The leucocyte adhesion molecule-1 (LAM-1) is the human homologue of the murine peripheral lymph node homing receptor, MEL-14, and might play a crucial role in neutrophil localization at inflammatory sites. We have reported previously that recombinant human granulocyte colony-stimulating factor (rhG-CSF) stimulates or enhances several neutrophil functions in vivo, as well as in vitro. To further explore the possible role of G-CSF in inflammation we studied the effect of rhG-CSF on the surface expression of LAM-1 on human neutrophils, both in vitro and in vivo. The expression of LAM-1 by human neutrophils was investigated by indirect immunofluorescence using flow cytometry and monoclonal antibodies anti-Leu-8 and TQ1. A whole blood analysis was performed to minimize in vitro manipulation. Most circulating human neutrophils expressed LAM-1 on the cell surface.

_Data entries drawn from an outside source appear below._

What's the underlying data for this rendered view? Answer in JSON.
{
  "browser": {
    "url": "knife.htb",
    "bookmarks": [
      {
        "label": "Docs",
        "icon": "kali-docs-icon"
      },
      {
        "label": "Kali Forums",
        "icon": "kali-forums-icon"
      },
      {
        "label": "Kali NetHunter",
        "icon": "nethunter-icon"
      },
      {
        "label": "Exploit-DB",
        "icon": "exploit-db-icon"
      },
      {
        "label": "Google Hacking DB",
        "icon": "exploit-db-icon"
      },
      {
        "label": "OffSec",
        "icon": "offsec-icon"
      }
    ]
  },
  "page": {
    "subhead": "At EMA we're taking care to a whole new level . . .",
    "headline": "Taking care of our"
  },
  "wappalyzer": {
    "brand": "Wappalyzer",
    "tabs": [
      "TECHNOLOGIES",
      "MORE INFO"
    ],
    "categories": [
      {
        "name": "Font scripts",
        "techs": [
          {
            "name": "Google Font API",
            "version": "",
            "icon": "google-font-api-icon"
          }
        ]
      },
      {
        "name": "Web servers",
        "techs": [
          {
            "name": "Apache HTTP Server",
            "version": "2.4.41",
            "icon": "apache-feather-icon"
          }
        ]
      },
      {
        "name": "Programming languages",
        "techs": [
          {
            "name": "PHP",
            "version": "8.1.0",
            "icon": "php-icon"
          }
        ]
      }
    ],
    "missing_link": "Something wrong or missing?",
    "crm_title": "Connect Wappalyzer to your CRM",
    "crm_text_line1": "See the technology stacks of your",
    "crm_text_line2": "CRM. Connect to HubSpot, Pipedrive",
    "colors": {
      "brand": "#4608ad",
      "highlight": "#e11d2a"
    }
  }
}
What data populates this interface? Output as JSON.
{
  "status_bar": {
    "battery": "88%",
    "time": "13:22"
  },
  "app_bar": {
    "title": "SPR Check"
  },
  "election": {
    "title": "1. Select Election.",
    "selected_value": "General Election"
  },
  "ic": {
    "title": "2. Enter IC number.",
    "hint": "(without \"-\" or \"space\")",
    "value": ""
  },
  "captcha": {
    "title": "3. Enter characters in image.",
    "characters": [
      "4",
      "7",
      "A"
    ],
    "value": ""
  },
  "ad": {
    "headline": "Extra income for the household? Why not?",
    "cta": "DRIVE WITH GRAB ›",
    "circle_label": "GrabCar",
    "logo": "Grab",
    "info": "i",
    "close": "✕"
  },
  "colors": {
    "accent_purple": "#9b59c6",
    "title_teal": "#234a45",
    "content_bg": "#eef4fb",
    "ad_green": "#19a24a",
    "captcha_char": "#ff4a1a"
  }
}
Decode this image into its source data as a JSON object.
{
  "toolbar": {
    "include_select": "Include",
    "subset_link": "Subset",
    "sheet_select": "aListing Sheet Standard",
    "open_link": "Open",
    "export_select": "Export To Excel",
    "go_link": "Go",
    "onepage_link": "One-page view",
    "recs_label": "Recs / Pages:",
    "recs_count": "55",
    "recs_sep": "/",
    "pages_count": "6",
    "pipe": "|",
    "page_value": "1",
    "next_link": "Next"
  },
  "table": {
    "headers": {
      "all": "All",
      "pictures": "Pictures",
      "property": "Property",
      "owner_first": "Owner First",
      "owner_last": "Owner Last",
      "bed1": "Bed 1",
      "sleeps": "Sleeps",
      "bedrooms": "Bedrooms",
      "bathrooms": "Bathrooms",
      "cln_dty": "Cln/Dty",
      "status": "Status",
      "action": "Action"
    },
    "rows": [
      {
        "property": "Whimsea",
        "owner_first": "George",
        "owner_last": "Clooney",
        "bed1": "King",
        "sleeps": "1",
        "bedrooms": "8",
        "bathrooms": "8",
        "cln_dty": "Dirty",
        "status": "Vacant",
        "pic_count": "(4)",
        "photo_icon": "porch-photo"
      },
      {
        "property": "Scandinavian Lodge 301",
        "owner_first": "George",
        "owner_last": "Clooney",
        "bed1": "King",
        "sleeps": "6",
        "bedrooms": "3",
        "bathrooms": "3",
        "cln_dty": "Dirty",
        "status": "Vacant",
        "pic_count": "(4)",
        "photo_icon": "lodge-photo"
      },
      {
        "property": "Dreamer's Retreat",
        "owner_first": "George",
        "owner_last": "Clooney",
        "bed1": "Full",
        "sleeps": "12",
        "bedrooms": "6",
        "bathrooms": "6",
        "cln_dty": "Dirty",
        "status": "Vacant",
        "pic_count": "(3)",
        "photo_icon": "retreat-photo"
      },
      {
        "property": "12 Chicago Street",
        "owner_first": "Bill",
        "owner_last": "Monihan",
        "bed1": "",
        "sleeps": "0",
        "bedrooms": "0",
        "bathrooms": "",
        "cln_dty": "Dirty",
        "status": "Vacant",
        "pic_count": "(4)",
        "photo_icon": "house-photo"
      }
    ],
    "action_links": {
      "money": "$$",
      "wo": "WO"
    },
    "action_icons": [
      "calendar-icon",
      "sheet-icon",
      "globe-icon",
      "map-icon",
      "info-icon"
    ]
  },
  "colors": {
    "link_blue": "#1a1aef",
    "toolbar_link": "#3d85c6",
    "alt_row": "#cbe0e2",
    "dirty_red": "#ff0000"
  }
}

Brief exposure of neutrophils to rhG-CSF in vitro decreased the surface expression of LAM-1. rhG-CSF down-regulated neutrophil LAM-1 expression in a time- and dose-dependent manner. Neutrophils from healthy volunteers and from patients who were receiving rhG-CSF exhibited a decreased expression of LAM-1 after rhG-CSF administration, and the expression thereafter returned or overshot the pretreatment level after stopping rhG-CSF administration. These findings indicate that rhG-CSF down-regulates the surface expression of LAM-1 on human neutrophils in vivo, as well as in vitro, and G-CSF might participate in neutrophil-endothelial cell interaction in inflamed tissue.